El Día de Muertos no es un día triste. Es una fiesta, un reencuentro con los que ya no están. Una tradición que la UNESCO declaró Patrimonio Cultural Inmaterial de la Humanidad.

Los orígenes

Las civilizaciones prehispánicas como los mexicas, mayas y purépechas ya celebraban a sus muertos.
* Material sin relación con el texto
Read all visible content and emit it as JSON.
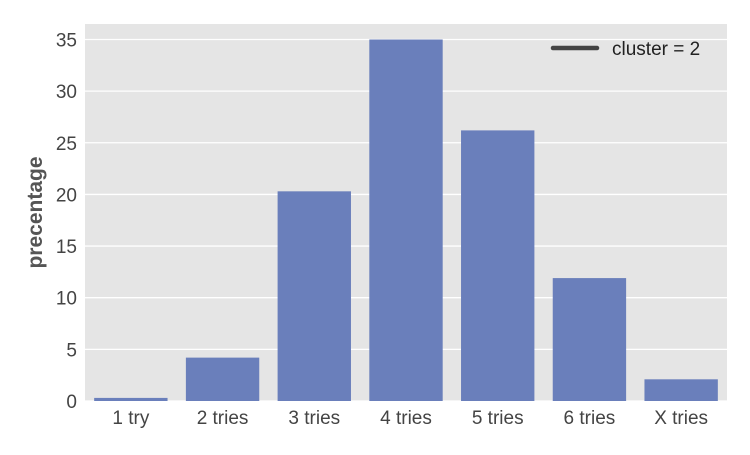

Con la llegada de los españoles, se fusionó con las tradiciones católicas del Día de Todos los Santos.

La ofrenda

El altar es el corazón de la celebración. Cada elemento tiene un significado:

Cempasúchil - Las flores guían a los difuntos con su aroma

Papel picado - Representa el viento y la fragilidad de la vida

Pan de muerto - Ofrenda gastronómica por excelencia

Calaveritas de azúcar - Representan a los difuntos con dulzura

Velas - Iluminan el camino de regreso

Celebraciones icónicas

Mixquic - La celebración más tradicional de CDMX

Pátzcuaro - Los pescadores cruzan el lago con velas

Oaxaca - Comparsas, mezcal y tradición


**El Día de Muertos nos recuerda que la muerte es parte de la vida.** Y que el amor trasciende todo.